A. Un changement de paradigme

Dans les années 1970, les insuffisances des politiques keynésiennes furent à l'origine du retour
en force des politiques néoclassiques avec le monétarisme illustré par Milton Friedman, la
théorie de l'offre (Arthur Laffer), la théorie des anticipations rationnelles (Thomas Sargent,
Robert Lucas, John Muth). Tous ces courants développent avec des nuances les mêmes thèmes :
le facteur moteur de l'économie est l'offre et non la demande ; le désengagement de l'Etat est
une nécessité parce qu'il opère un effet d'éviction sur l'économie privée et parce que les
prélèvements sociaux dissuadent les individus de travailler ou de produire.

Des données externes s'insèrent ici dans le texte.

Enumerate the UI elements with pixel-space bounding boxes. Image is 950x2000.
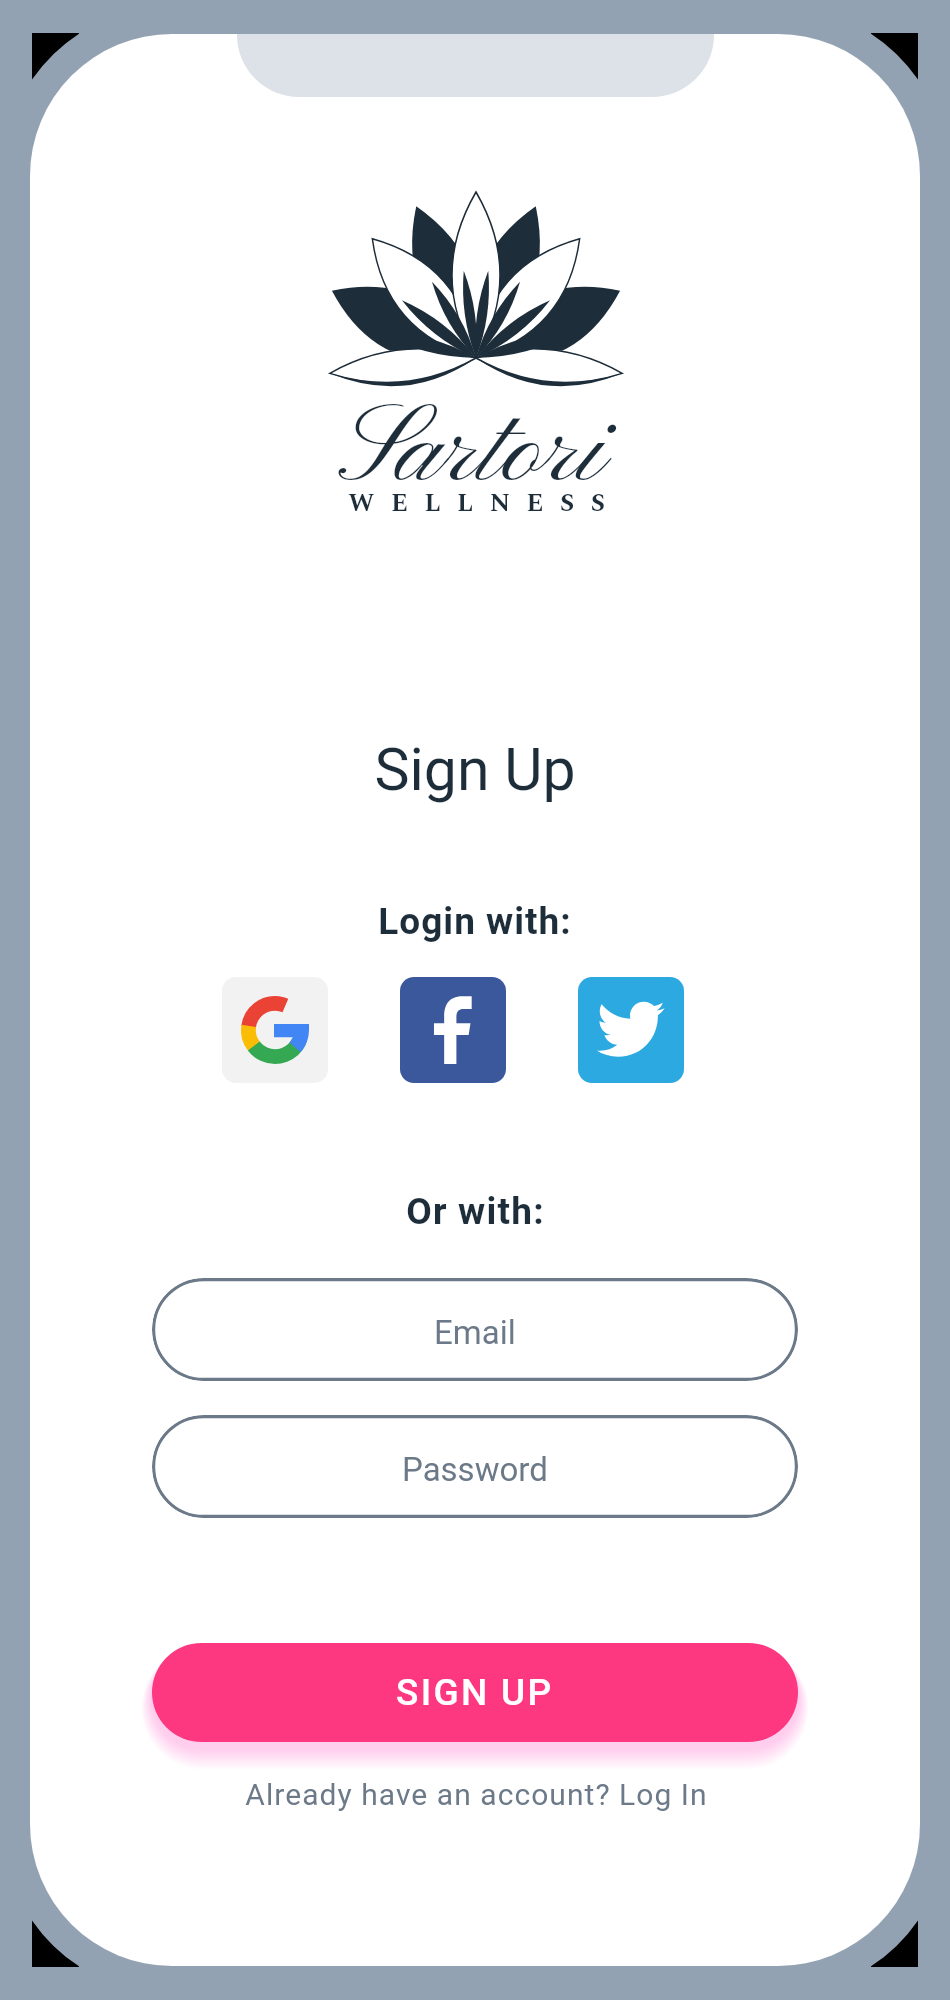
button[interactable]: Sign up with Google — [222, 977, 328, 1083]
staticText: SIGN UP — [396, 1671, 554, 1714]
staticText: Login with: — [378, 900, 572, 943]
staticText: Sartori — [338, 384, 605, 522]
staticText: Sign Up — [374, 735, 576, 804]
staticText: Already have an account? Log In — [245, 1777, 708, 1812]
button[interactable]: SIGN UP — [152, 1643, 798, 1742]
staticText: Password — [402, 1450, 548, 1489]
button[interactable]: Already have an account? Log In — [31, 1777, 920, 1966]
staticText: WELLNESS — [348, 485, 622, 523]
staticText: Or with: — [406, 1190, 545, 1233]
button[interactable]: Sign up with Facebook — [400, 977, 506, 1083]
staticText: Email — [434, 1313, 516, 1352]
button[interactable]: Email — [152, 1278, 798, 1381]
button[interactable]: Password — [152, 1415, 798, 1518]
button[interactable]: Sign up with Twitter — [578, 977, 684, 1083]
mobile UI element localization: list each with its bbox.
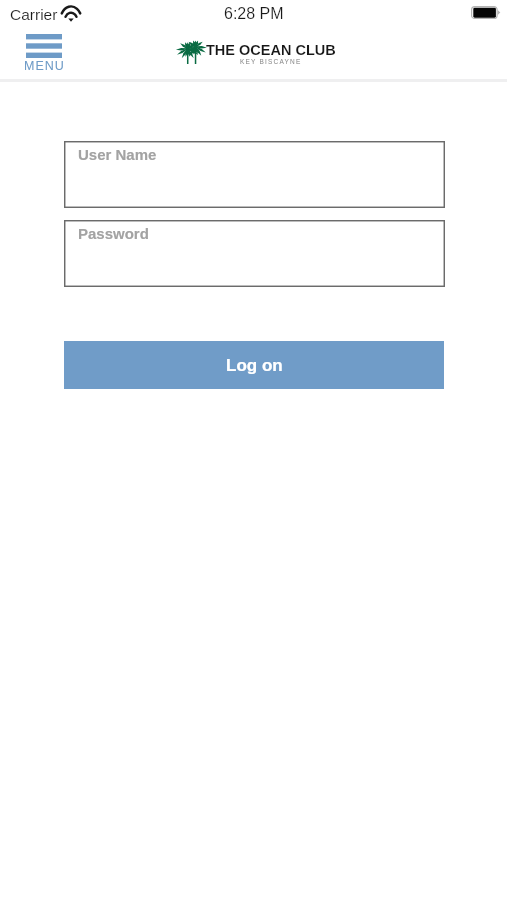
staticText: User Name [78, 146, 157, 163]
staticText: Password [78, 225, 149, 242]
staticText: THE OCEAN CLUB [206, 42, 336, 58]
staticText: Carrier [10, 6, 58, 23]
button[interactable]: Menu [24, 34, 65, 73]
button[interactable]: Log on [64, 341, 444, 389]
button[interactable]: Password [64, 220, 445, 287]
button[interactable]: User Name [64, 141, 445, 208]
staticText: KEY BISCAYNE [240, 58, 302, 65]
staticText: Log on [226, 356, 283, 375]
staticText: 6:28 PM [224, 5, 284, 23]
staticText: MENU [24, 59, 65, 73]
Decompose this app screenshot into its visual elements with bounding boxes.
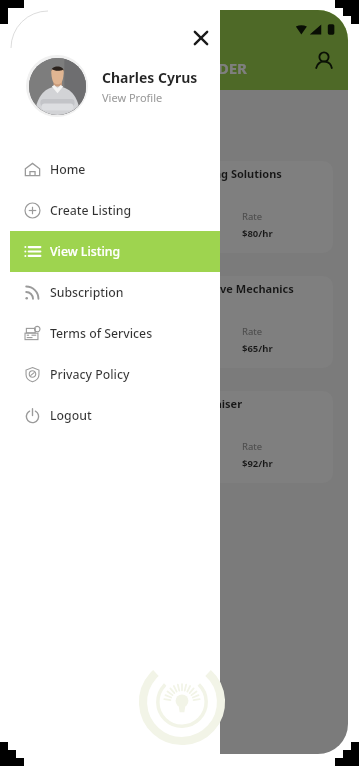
button[interactable]: Logout <box>0 395 220 436</box>
button[interactable]: Close drawer <box>190 27 212 49</box>
staticText: ORDER <box>196 58 247 78</box>
staticText: Home <box>50 161 86 178</box>
staticText: $65/hr <box>242 342 273 355</box>
staticText: $92/hr <box>242 457 273 470</box>
button[interactable]: View Listing <box>10 231 220 272</box>
button[interactable]: Cleaning Solutions <box>129 161 333 253</box>
staticText: Create Listing <box>50 202 132 219</box>
staticText: Automotive Mechanics <box>168 281 294 296</box>
staticText: Cleaning Solutions <box>180 166 282 181</box>
button[interactable]: Charles Cyrus <box>26 55 220 117</box>
staticText: Rate <box>242 325 263 338</box>
button[interactable]: Create Listing <box>0 190 220 231</box>
staticText: Terms of Services <box>50 325 153 342</box>
button[interactable]: Privacy Policy <box>0 354 220 395</box>
button[interactable]: Home <box>0 149 220 190</box>
staticText: Logout <box>50 407 92 424</box>
button[interactable]: Appraiser <box>129 391 333 483</box>
staticText: View Listing <box>50 243 121 260</box>
staticText: View Profile <box>102 90 163 105</box>
button[interactable]: Automotive Mechanics <box>129 276 333 368</box>
staticText: Privacy Policy <box>50 366 130 383</box>
staticText: Charles Cyrus <box>102 68 198 87</box>
staticText: Rate <box>242 440 263 453</box>
button[interactable]: Subscription <box>0 272 220 313</box>
staticText: Appraiser <box>189 396 243 411</box>
staticText: Rate <box>242 210 263 223</box>
button[interactable]: Terms of Services <box>0 313 220 354</box>
staticText: $80/hr <box>242 227 273 240</box>
staticText: Subscription <box>50 284 124 301</box>
button[interactable]: Profile <box>313 50 335 72</box>
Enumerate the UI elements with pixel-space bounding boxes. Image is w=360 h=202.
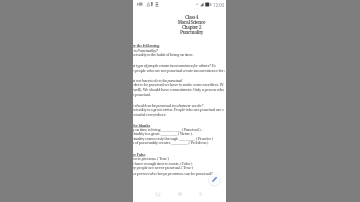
staticText: g on time is being _____________ ( Punct… <box>133 127 225 132</box>
staticText: n punctual. <box>133 92 225 97</box>
staticText: Class 4 <box>145 14 226 20</box>
staticText: nctuality is a great virtue. People who … <box>133 107 225 112</box>
staticText: zy people are never punctual. ( True ) <box>133 165 225 170</box>
staticText: Chapter 2 <box>145 24 226 30</box>
staticText: me is precious. ( True ) <box>133 156 225 161</box>
button[interactable]: Back <box>153 189 163 199</box>
staticText: rder to be punctual we have to make some… <box>133 82 225 87</box>
staticText: at type of people create inconvenience f… <box>133 63 225 68</box>
staticText: (well). We should have commitment, Only … <box>133 87 225 92</box>
staticText: ccessful everywhere. <box>133 112 225 117</box>
staticText: s a person who keeps promises, can be pu… <box>133 171 225 176</box>
staticText: ctuality comes only through ___________ … <box>133 136 225 141</box>
staticText: the blanks <box>133 123 225 128</box>
staticText: Punctuality <box>145 29 226 35</box>
staticText: or False <box>133 152 225 157</box>
staticText: t is Punctuality? <box>133 48 225 53</box>
staticText: e people who are not punctual create inc… <box>133 68 225 73</box>
staticText: at we have to do to be punctual <box>133 78 225 83</box>
staticText: er the following <box>133 43 225 48</box>
button[interactable]: Home <box>175 189 185 199</box>
staticText: nctuality is the habit of being on time. <box>133 52 225 57</box>
button[interactable]: Recent apps <box>195 189 205 199</box>
staticText: ctuality is a great ___________ ( Virtue… <box>133 131 225 136</box>
button[interactable]: Edit <box>208 173 221 186</box>
staticText: Moral Science <box>145 19 226 25</box>
staticText: k of punctuality creates ___________ ( P… <box>133 140 225 145</box>
staticText: e have enough time to waste. ( False ) <box>133 161 225 166</box>
staticText: 12:00 <box>213 2 224 8</box>
staticText: y should we be punctual in whatever we d… <box>133 103 225 108</box>
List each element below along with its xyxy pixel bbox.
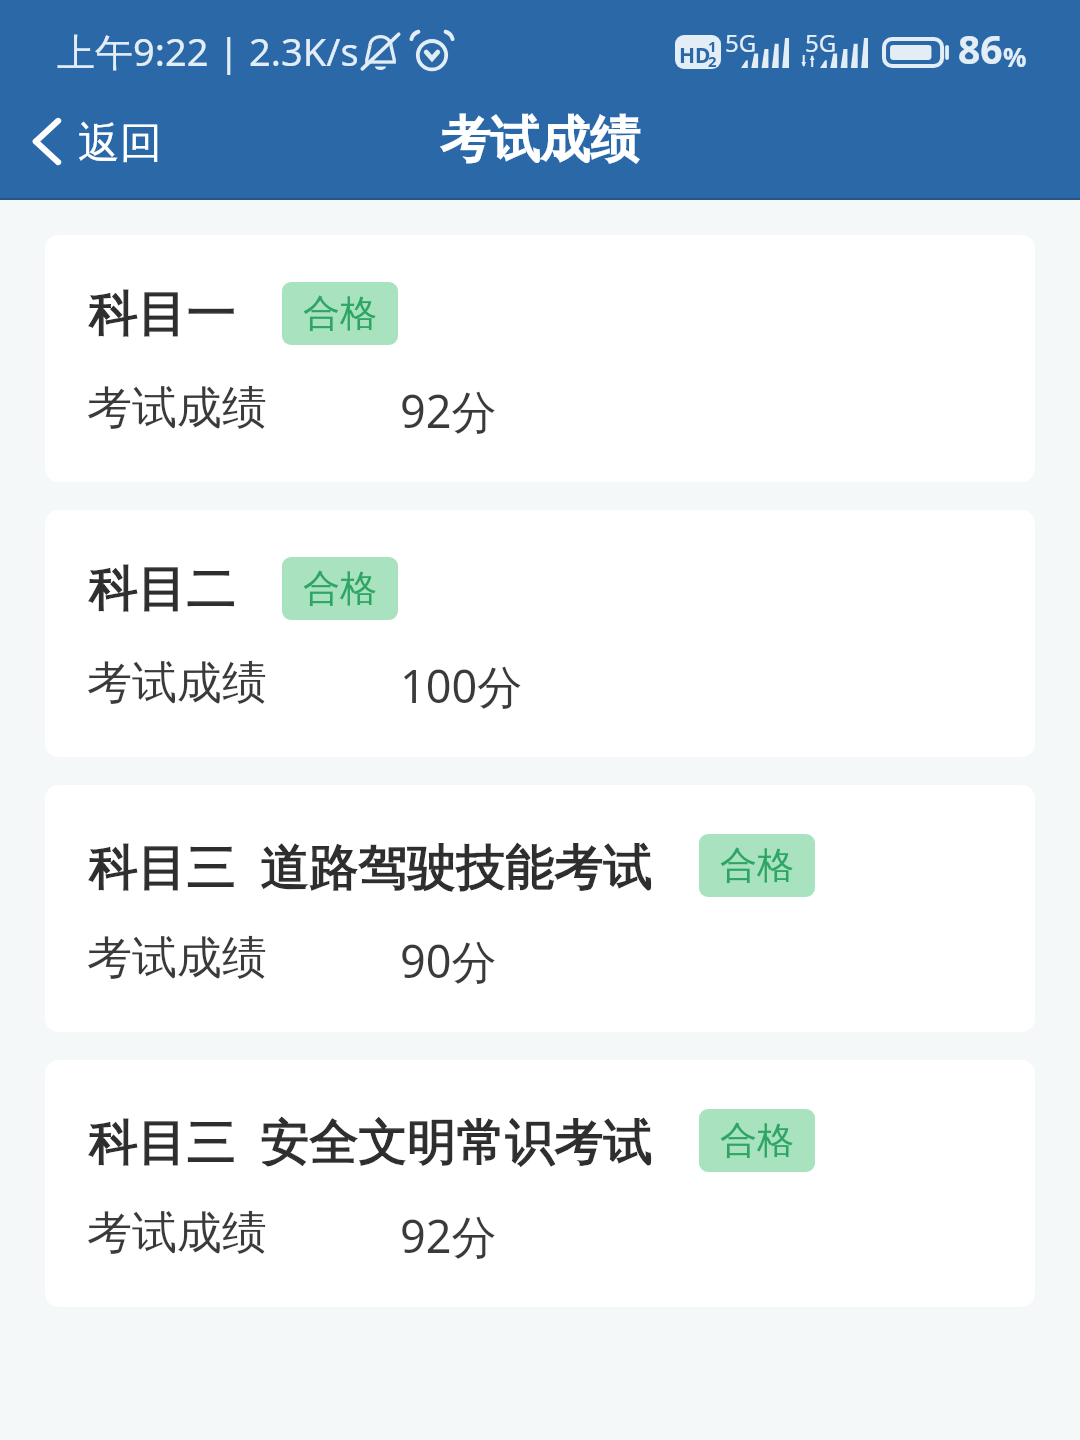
other: Battery 86 percent xyxy=(882,37,951,68)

Ils préconisèrent donc de diminuer les prélèvements obligatoires, de privilégier l'offre par la
baisse des impôts des particuliers et des entreprises, de favoriser l'investissement et de
privilégier le profit par rapport aux salaires, de déréguler en brisant le carcan dans lequel l’offre
est emprisonnée.

Le programme passait ainsi par la remise en cause du moteur des Trente Glorieuses avec le
démantèlement de l'État-providence, la déréglementation du marché du travail pour tendre
l'emploi plus flexible, la baisse des dépenses publiques et de l'impôt...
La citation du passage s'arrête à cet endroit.